Крепись, Колмэйн, сказал он. Крепись. Бог милостив. Иди пока вниз и оставь нас. Я отпустил ее руку. Мне чуть ли не силу пришлось приложить так, она в меня вцепилась. Я пошел вниз. Миссис Фирти следом за мной. Пройдет это у нее? спросил я. на то воля господня, на то воля господня, сказала она. Мне показалось, что она от меня глаза прячет. А помогло б ей, если бы тут доктор был? спросил я. Да, надо бы доктора, сказала она. Ох, как надо! Вот стихнет буря, и приедет он. Может, бог даст, поспеет. На верхней губе у нее выступили капельки пота.
Он приедет сейчас, сказал я. Я его знаю. Он не побоится. Он приедет сейчас, потому что я его привезу. Я вышел за дверь. Она попробовала удержать меня, но я вырвался. Я слышал, что женщины кричат мне вслед, но даже не обернулся. Я побежал к причалу. До чего же тесной кажется тебе жизнь, когда живешь на острове, где ты каждый день видишь одни и те же вехи: причал и скалы, берег озера… Не впервой мне было бежать к пристани со страхом в сердце. Это я хорошо помнил. Но что был тот страх по сравнению с ужасом, который обуял меня с той минуты, когда я увидел Катриону с разметавшимися по подушке волосами, с мукой в испуганных глазах?

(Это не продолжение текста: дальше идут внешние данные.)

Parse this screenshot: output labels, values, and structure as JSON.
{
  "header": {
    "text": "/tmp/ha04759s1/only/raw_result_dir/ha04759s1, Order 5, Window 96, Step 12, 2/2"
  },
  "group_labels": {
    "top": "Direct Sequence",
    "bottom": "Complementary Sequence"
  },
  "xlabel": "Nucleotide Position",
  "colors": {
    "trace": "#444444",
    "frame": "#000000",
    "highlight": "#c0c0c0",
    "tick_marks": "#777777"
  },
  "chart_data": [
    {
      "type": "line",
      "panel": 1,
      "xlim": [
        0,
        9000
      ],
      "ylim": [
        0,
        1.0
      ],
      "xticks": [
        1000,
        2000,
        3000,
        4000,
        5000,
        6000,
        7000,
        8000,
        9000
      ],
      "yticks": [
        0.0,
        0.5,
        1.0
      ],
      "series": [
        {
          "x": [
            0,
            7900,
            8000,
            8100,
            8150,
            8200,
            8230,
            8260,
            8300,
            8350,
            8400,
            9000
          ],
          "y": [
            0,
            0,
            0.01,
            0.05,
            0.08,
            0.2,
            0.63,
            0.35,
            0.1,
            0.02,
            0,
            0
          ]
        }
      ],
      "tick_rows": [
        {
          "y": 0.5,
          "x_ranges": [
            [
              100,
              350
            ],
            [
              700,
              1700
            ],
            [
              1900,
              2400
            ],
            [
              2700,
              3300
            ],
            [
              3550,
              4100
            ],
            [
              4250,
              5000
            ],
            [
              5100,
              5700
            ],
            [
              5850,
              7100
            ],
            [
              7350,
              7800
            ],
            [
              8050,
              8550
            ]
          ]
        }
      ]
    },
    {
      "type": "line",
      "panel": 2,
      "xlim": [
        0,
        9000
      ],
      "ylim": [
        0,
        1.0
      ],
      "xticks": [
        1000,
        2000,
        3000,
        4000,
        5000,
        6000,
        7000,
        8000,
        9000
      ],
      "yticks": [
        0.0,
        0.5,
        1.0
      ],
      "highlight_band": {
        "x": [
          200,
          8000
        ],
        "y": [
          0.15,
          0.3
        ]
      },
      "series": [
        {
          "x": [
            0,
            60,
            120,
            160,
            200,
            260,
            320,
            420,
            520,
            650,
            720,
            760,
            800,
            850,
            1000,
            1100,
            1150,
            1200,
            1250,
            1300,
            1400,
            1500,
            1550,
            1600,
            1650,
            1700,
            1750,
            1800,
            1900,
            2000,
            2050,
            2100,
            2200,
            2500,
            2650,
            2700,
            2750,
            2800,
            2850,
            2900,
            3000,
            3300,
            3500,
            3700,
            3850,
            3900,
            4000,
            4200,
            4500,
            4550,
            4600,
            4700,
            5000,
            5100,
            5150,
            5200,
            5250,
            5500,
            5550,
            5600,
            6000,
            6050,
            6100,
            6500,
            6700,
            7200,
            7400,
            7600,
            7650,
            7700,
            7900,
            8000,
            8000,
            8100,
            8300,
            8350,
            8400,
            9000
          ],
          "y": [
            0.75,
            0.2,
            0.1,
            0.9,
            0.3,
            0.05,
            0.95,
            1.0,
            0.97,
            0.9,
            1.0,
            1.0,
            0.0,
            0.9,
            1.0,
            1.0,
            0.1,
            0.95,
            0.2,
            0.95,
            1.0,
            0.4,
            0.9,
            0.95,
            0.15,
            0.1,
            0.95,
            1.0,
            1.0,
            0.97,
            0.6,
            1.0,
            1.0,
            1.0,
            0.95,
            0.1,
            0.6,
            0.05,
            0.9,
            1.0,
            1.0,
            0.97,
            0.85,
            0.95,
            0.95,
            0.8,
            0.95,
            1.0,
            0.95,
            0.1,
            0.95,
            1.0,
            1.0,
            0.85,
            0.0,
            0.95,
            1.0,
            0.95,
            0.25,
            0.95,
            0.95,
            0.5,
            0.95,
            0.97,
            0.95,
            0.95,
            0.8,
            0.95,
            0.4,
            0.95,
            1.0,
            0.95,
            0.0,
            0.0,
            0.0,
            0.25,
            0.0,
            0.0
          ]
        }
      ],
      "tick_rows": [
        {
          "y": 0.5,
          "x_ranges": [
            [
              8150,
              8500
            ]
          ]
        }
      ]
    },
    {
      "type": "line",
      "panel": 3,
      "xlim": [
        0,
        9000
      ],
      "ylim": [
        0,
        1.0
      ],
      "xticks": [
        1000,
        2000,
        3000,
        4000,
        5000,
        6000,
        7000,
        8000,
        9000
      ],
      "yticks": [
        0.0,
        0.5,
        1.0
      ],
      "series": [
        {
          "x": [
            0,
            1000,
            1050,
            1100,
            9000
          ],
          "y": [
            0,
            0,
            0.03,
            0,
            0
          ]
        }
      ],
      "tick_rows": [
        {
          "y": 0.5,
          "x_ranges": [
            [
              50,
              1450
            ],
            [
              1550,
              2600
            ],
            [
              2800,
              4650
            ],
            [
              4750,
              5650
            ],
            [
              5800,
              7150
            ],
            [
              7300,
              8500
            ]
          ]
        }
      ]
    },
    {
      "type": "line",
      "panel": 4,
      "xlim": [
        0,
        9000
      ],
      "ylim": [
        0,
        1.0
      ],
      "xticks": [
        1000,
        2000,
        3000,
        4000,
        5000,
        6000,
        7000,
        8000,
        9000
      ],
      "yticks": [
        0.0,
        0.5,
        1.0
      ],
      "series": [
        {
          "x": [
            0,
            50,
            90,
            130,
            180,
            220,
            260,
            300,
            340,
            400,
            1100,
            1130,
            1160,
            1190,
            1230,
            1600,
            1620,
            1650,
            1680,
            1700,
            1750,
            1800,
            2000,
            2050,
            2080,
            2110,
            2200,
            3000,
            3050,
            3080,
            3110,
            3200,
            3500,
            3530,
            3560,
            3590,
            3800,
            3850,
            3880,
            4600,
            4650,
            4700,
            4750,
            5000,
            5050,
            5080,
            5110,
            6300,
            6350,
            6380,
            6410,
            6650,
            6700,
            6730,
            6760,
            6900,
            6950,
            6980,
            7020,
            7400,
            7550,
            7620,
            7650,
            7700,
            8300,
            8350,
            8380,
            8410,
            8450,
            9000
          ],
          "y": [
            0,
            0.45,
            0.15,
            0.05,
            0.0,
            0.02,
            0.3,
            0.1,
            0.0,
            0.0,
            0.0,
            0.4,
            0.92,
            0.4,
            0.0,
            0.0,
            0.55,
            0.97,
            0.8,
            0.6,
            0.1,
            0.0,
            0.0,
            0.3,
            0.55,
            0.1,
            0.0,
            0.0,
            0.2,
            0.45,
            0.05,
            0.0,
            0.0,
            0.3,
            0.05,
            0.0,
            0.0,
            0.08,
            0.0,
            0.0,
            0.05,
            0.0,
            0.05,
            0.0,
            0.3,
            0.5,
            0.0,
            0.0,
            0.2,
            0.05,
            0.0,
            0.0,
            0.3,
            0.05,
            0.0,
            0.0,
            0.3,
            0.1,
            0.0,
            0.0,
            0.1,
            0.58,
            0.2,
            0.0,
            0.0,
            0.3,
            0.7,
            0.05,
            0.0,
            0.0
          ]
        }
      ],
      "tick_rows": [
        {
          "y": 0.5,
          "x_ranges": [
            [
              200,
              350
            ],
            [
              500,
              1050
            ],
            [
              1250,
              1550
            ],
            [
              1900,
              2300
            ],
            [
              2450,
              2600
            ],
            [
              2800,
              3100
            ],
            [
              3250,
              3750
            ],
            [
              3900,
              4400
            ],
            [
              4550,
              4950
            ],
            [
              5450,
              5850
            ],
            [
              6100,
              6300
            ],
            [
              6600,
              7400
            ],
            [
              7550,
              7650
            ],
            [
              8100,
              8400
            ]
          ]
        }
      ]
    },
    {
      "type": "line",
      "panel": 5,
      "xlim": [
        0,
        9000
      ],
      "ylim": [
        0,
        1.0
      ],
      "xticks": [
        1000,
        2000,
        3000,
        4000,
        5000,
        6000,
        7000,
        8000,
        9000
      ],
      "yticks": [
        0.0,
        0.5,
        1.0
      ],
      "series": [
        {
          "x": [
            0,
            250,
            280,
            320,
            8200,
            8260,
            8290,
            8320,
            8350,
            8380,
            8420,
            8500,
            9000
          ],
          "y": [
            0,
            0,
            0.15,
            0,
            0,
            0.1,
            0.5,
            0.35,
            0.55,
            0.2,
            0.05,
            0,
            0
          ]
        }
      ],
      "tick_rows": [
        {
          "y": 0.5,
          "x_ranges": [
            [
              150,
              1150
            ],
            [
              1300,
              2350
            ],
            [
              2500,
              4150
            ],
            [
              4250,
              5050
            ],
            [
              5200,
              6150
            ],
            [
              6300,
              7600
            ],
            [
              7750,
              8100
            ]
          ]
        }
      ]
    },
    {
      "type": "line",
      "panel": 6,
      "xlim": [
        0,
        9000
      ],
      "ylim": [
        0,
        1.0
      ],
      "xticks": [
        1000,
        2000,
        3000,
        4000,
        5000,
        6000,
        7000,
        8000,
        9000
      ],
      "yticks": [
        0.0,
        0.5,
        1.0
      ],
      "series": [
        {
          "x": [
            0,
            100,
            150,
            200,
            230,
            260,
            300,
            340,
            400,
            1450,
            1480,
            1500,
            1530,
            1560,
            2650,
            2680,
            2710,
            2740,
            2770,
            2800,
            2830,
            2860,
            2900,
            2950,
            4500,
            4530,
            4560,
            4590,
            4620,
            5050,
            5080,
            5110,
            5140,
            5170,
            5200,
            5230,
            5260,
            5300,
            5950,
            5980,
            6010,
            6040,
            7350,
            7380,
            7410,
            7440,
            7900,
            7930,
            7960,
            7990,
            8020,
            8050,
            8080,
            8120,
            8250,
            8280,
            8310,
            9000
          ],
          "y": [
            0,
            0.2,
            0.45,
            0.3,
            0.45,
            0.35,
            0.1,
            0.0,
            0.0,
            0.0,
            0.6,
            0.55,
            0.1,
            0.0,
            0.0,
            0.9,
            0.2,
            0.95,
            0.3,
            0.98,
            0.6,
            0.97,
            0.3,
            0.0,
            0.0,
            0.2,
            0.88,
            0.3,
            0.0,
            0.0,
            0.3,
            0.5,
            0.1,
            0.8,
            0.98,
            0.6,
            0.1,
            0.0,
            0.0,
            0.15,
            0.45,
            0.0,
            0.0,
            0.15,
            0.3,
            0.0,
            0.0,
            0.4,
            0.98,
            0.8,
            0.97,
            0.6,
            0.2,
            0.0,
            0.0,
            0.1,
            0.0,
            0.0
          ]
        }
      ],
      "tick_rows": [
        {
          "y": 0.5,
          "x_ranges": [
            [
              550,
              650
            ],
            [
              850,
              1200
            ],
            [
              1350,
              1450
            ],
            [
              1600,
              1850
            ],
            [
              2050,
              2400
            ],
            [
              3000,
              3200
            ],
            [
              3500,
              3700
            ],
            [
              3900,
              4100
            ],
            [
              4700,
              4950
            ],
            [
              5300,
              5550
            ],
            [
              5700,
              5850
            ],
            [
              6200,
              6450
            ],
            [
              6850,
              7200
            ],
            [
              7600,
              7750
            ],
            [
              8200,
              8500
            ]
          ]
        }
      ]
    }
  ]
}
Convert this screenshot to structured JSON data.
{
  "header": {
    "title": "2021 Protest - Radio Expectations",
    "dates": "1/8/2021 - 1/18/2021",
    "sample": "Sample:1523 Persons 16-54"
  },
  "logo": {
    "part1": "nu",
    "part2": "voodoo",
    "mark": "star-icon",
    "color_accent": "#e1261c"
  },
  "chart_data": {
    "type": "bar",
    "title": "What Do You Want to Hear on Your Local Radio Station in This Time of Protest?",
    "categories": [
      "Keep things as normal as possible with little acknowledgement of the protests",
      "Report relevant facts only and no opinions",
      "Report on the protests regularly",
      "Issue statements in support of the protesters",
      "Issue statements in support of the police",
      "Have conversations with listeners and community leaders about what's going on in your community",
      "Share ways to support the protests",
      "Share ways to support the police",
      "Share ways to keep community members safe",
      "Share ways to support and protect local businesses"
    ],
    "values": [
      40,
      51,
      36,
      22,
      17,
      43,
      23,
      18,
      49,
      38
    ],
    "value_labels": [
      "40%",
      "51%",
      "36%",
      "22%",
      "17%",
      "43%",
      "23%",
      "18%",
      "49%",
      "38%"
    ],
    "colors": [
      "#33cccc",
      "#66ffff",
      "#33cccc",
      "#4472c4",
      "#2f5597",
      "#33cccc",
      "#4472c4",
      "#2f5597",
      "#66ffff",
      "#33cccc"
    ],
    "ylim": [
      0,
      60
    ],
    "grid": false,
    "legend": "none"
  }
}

Ветер валил меня с ног. Почему сейчас? крикнул я. Ну, почему сейчас? Буря в апреле. Это не положено… Почему как раз сегодня, когда вся жизнь двоих людей повисла на волоске? Я был даже рад, что промок насквозь. Это хоть охладило меня немного.
Я остановился у причала. Посмотрел на море. Там черт знает что творилось. Белые гребни почти сплошь покрывали его, и только кое-где видны были бледно-зеленые просветы. Я почти успокоился. Я думал: ну и пусть я умру, что с того! Все лучше, чем видеть, как Катриона мучается. Да и не умру я. Говорят же, что бог милостив, вот он и проведет меня через бурное море. Все так говорят. Я спускался по ступеням, когда несколько рук сразу схватили меня. Я и не слыхал, что люди сзади бежали. А вот пришли же — и Фирти, и Макдона, и Гамильтон, и Томас, и уж не помню сейчас кто еще.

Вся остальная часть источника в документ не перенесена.